I see it a bit differently. Even when just considering myself, it amounts
to frequent email distractions and non-trivial time spent on it (when
summed up). I usually don't just blindly type "BetaFE +1", but try to open
the Bugzilla ticket (that's slow) and at least skim through it, whether it
is really what it claims to be, whether it is FTBFS or also FTI (sometimes
I check myself in a VM or in a container), whether it is a non-important
package or could possibly impact the release somehow. This total time is
multiplied by people involved in the FE process (not just three), although
I understand not everyone spends that much time with it. Then there's
someone managing the agreement, it can be included in the blocker meeting
(if we don't do it async in time), it lowers the readability of the
blockerbugs app page because FTI bugs are high in their number, and of
course somebody needs to double-check everything when creating a releng
request.

It's not terrible, not at all, but especially this cycle I'm starting to
think that we need some adjustments (thus this email).


> I don't feel like further complicating our processes and guidelines.
>

Well the process is not presently super simple either.
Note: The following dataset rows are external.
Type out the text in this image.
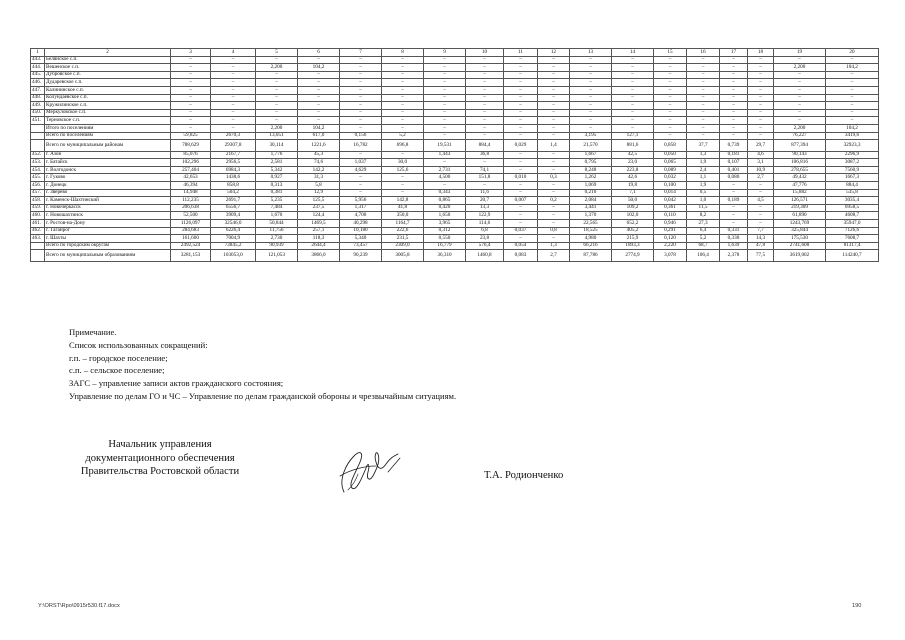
1	2	3	4	5	6	7	8	9	10	11	12	13	14	15	16	17	18	19	20
443.	Белянское с.п.	–	–	–	–	–	–	–	–	–	–	–	–	–	–	–	–	–	–
444.	Вешенское с.п.	–	–	2,200	104,2	–	–	–	–	–	–	–	–	–	–	–	–	2,200	104,2
445.	Дубровское с.п.	–	–	–	–	–	–	–	–	–	–	–	–	–	–	–	–	–	–
446.	Дударевское с.п.	–	–	–	–	–	–	–	–	–	–	–	–	–	–	–	–	–	–
447.	Калининское с.п.	–	–	–	–	–	–	–	–	–	–	–	–	–	–	–	–	–	–
448.	Колундаевское с.п.	–	–	–	–	–	–	–	–	–	–	–	–	–	–	–	–	–	–
449.	Кружилинское с.п.	–	–	–	–	–	–	–	–	–	–	–	–	–	–	–	–	–	–
450.	Меркуловское с.п.	–	–	–	–	–	–	–	–	–	–	–	–	–	–	–	–	–	–
451.	Терновское с.п.	–	–	–	–	–	–	–	–	–	–	–	–	–	–	–	–	–	–
	Итого по поселениям	–	–	2,200	104,2	–	–	–	–	–	–	–	–	–	–	–	–	2,200	104,2
	Всего по поселениям	59,825	2670,3	13,051	617,0	0,156	5,2	–	–	–	–	3,195	127,1	–	–	–	–	76,227	3419,6
	Всего по муниципальным районам	788,629	29307,8	30,114	1221,6	16,782	696,8	19,531	884,4	0,029	1,4	21,570	881,6	0,858	37,7	0,739	29,7	877,394	32923,3
452.	г. Азов	85,076	2167,7	1,776	45,3	–	–	1,443	36,8	–	–	1,667	42,5	0,050	1,3	0,181	4,6	90,143	2296,9
453.	г. Батайск	102,296	2956,5	2,581	74,6	1,037	30,0	–	–	–	–	0,795	23,0	0,065	1,9	0,107	3,1	106,816	3087,2
454.	г. Волгодонск	257,404	6984,3	5,342	142,2	4,629	125,6	2,731	74,1	–	–	8,248	223,8	0,089	2,4	0,401	10,9	278,655	7560,9
455.	г. Гуково	42,653	1438,6	0,927	31,3	–	–	4,500	151,8	0,010	0,3	1,262	42,6	0,032	1,1	0,080	2,7	49,432	1667,3
456.	г. Донецк	46,394	858,8	0,313	5,8	–	–	–	–	–	–	1,069	19,8	0,100	1,9	–	–	47,776	884,4
457.	г. Зверево	14,948	504,2	0,381	12,9	–	–	0,343	11,6	–	–	0,210	7,1	0,014	0,5	–	–	15,882	535,8
458.	г. Каменск-Шахтинский	112,235	2691,7	5,235	125,5	5,956	142,8	0,865	20,7	0,007	0,2	2,084	50,0	0,042	1,0	0,189	4,5	126,571	3035,4
459.	г. Новочеркасск	206,638	6556,7	7,484	237,5	1,317	41,8	0,420	13,3	–	–	3,441	109,2	0,361	11,5	–	–	219,309	6958,5
460.	г. Новошахтинск	52,500	3909,4	1,670	124,4	4,700	350,0	1,650	122,9	–	–	1,370	102,0	0,110	8,2	–	–	61,890	4608,7
461.	г. Ростов-на-Дону	1126,097	32546,0	50,844	1469,5	40,298	1164,7	3,965	114,6	–	–	22,565	652,2	0,946	27,3	–	–	1243,769	35947,0
462.	г. Таганрог	284,683	6226,4	11,756	257,1	10,180	222,6	0,312	6,8	0,037	0,8	18,525	405,2	0,291	6,4	0,331	7,7	325,844	7126,6
463.	г. Шахты	161,600	7004,9	2,730	118,3	5,340	231,5	0,550	23,8	–	–	4,980	215,9	0,120	5,2	0,330	14,3	175,530	7608,7
	Всего по городским округам	2492,524	73845,2	90,939	2644,4	73,457	2309,0	16,779	576,4	0,054	1,3	66,216	1893,3	2,220	68,7	1,639	47,8	2741,608	81317,4
	Всего по муниципальным образованиям	3281,153	103053,0	121,053	3866,0	90,239	3005,8	36,310	1460,8	0,083	2,7	87,786	2774,9	3,078	106,4	2,378	77,5	3619,002	114240,7
Примечание.
Список использованных сокращений:
г.п. – городское поселение;
с.п. – сельское поселение;
ЗАГС – управление записи актов гражданского состояния;
Управление по делам ГО и ЧС – Управление по делам гражданской обороны и чрезвычайным ситуациям.
Начальник управления
документационного обеспечения
Правительства Ростовской области	Т.А. Родионченко
Y:\ORST\Rpo\0915r530.f17.docx	190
FE SOP [1] says:
"FTI bugs may still be rejected in complex cases - e.g. if only one
subpackage of an important package fails to install, and the fix might
potentially cause problems for more important workflows using other
subpackages"

This requires at least opening that Bugzilla ticket and reading through it,
to figure out whether this is the case or not. If we swapped the approach -
reject FTI FEs at Beta, unless they provide a direct justification during
proposal - it might actually simplify things - for our team, at least. And
the volume of proposed FTIs would go down. Not sure whether it's an
improvement for Fedora in general, though. I'm not looking at simplifying
my work at the expense of others, I'm looking for ways to optimize the
process.

[1] https://fedoraproject.org/wiki/QA:SOP_freeze_exception_bug_process

Yeah, Instead of starting to reject the Beta FTI FEs, I'd say we probably
> should just automatically approve all of them? Adding something like this
> to the blockerbugs sounds very easy and straightforward, and would save us
> some time in the final cycle:
> *Does bug depend on the FE tracker? Is the reporter "Fedora Fails To
> Install"? Does it have an update marked as fixing the bug? Fine, approved,
> next.*
>

I wouldn't need automation, at least in the first iteration. "Image
oversized" is not automated either, but we know we can just tag it
"accepted" and go on. A similar approach would be fine. But, as cited above
from the FE SOP, this might actually bring us some troubles. So I'm not
sure whether we can do this generally, without manual inspection.